Even the Save Fenway! folks recognize the limitations of Fenway, which opened in 1912. "It's outdated and has serious structural problems," says Boston Mayor Thomas M. Menino. That's putting it mildly. The place is so flood-prone that players use duckboards to keep their feet dry between the dugout and the clubhouse. And fans routinely miss an inning or more just trying to buy a hot dog, due to the severely cramped concession stands.

Moreover, its 33,871 seats--the smallest park in the majors--make Fenway an economic anachronism. Although the Sox compensate by charging the highest ticket prices, Fenway still generates less than six other state-of-the-art parks, such as Jacobs Field in Cleveland. And with six more such parks under construction, failure to fix Fenway "will relegate the Red Sox to being a mediocre team for the next generation," warns Ganis.

PALE IMITATION? The new ballpark the Sox see as the solution would recreate such famous Fenway quirks as the Green Monster wall in shallow left field. Meanwhile, with 44,000 seats, nearly 100 luxury suites, 5,000 club seats, and vastly expanded concessions, the new Fenway would be on a par with baseball's most lucrative stadiums.

But while the new park "might look like Fenway, it wouldn't be Fenway," argues Charles Hagenah, architect for Save Fenway Park! His elaborate renovation plan would create the same 44,000 seats and extra luxury seating. "The goal is to ensure the Red Sox the same amount of revenue," says Hagenah. To do that, he concedes, much of the park "would be brand new." Still, baseball would be played on the exact same field. "Fans would still see this as Fenway Park," says Hagenah.

But the Red Sox say extensive studies show the idea is impractical. One reason is that they would somehow have to continue to play during four years of construction. With many seats unavailable, huge revenues would be lost.

PATRIOT GAMES. So far, the Sox are winning the debate, but they still have to figure out how to pay the bill. While the club is skirting the financing issue, Finneran isn't. "We don't oblige taxpayers to build office towers or gas stations or other private facilities," he argues. "It is only in this odd facet of our economy--pro sports--where the owners expect taxpayers will build their buildings for them."

Finneran says he'll apply the "same principles" to the Red Sox that he did to the New England Patriots. Last year, with Finneran clutching Massachusetts' purse strings, the Pats cut a $375 million deal to move to Hartford. The deal fell through, and now the Pats are back--but they're getting just $70 million from Massachusetts for infrastructure improvements near their Foxboro stadium.

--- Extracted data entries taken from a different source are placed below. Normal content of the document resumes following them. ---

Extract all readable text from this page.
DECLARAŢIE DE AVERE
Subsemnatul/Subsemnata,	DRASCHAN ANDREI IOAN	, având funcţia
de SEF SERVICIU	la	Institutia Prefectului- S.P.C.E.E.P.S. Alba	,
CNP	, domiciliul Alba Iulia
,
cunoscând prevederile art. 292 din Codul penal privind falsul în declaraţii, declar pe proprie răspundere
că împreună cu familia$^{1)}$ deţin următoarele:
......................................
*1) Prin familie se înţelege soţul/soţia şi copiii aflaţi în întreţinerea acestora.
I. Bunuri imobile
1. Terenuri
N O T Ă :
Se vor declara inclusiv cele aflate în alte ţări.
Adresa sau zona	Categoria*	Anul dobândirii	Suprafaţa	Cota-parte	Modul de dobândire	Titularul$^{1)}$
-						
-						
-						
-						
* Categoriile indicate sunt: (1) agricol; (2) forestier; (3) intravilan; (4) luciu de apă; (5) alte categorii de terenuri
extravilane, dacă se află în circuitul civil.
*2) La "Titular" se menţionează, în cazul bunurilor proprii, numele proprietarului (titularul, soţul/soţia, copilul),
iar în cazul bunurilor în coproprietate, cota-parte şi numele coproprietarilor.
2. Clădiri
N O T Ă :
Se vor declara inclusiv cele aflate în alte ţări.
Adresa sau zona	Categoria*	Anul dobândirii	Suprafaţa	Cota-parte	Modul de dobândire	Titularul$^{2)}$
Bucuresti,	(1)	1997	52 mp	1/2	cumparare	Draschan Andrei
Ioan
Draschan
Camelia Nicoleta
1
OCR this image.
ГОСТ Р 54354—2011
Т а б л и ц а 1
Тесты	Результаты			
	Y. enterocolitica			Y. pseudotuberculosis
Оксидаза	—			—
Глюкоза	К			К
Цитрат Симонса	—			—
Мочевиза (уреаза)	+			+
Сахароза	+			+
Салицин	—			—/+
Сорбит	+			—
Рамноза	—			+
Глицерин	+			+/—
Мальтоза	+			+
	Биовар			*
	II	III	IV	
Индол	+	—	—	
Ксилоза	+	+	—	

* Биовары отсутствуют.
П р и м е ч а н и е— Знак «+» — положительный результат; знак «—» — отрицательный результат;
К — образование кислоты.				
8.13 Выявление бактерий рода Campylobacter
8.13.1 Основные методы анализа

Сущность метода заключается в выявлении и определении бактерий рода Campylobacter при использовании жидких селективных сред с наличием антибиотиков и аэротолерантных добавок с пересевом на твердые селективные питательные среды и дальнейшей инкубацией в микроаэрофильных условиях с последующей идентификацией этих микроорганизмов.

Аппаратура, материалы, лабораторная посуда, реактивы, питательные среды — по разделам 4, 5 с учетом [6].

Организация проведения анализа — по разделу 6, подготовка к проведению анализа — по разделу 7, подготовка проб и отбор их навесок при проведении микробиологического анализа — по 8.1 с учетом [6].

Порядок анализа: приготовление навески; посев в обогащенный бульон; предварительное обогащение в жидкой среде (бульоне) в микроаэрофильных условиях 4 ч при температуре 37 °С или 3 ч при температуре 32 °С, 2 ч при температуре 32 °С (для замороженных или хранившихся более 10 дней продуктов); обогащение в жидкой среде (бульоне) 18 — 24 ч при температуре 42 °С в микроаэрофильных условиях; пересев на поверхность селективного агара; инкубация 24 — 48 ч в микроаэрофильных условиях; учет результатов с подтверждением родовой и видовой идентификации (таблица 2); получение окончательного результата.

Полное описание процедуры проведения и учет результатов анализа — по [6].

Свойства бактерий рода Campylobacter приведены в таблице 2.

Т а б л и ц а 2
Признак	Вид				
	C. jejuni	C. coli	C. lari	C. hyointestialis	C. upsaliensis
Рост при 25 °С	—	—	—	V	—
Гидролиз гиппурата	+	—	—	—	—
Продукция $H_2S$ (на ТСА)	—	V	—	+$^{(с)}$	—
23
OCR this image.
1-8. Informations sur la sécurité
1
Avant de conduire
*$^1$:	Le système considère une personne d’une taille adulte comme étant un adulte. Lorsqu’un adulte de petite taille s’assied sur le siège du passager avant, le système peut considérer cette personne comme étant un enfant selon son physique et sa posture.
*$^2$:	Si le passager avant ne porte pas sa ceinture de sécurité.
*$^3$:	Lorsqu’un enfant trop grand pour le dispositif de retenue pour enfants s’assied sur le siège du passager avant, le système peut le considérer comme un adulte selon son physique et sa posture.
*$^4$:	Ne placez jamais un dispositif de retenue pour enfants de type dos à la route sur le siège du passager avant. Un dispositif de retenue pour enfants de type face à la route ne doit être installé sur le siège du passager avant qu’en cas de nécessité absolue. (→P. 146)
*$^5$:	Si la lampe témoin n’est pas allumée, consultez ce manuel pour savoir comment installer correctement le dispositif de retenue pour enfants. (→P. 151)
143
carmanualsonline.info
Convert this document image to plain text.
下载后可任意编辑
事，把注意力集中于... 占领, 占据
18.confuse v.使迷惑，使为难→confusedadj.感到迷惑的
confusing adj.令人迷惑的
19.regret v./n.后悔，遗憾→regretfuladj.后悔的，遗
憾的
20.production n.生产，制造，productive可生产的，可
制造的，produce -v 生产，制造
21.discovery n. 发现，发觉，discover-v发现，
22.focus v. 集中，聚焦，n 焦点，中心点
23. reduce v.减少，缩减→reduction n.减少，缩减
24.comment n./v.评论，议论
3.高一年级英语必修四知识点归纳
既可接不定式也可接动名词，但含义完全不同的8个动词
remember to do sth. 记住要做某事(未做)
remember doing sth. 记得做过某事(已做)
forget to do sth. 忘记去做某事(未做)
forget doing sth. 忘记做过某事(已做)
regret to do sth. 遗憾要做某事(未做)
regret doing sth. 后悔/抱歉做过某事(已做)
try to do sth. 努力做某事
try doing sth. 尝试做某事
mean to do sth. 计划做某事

The most the Sox can hope for is public help with $200 million in costs beyond the park, including land acquisition and infrastructure. But the Sox will have to finance the $350 million stadium themselves, which is "more than any team has ever funded," says Ganis. He figures $100 million could be raised through the presale of luxury seats and concessions. But that would still require borrowing $250 million. At today's rates, that would mean an annual payment of around $25 million, says Ganis. If the new stadium generates some $35 million a year in additional revenues for the Sox, the team would clear just $8 million to $10 million a year. "That's far less than Baltimore, Cleveland, or Colorado" has gotten from their new parks, says Ganis, "but it may be the best the Red Sox can hope for in Massachusetts."

Rather than a celebration, then, perhaps the All Star Game should be seen as the beginning of the funeral for Fenway. The park's heritage may be priceless. But in today's game, a new stadium is worth a lot more than even the most nostalgic shrine.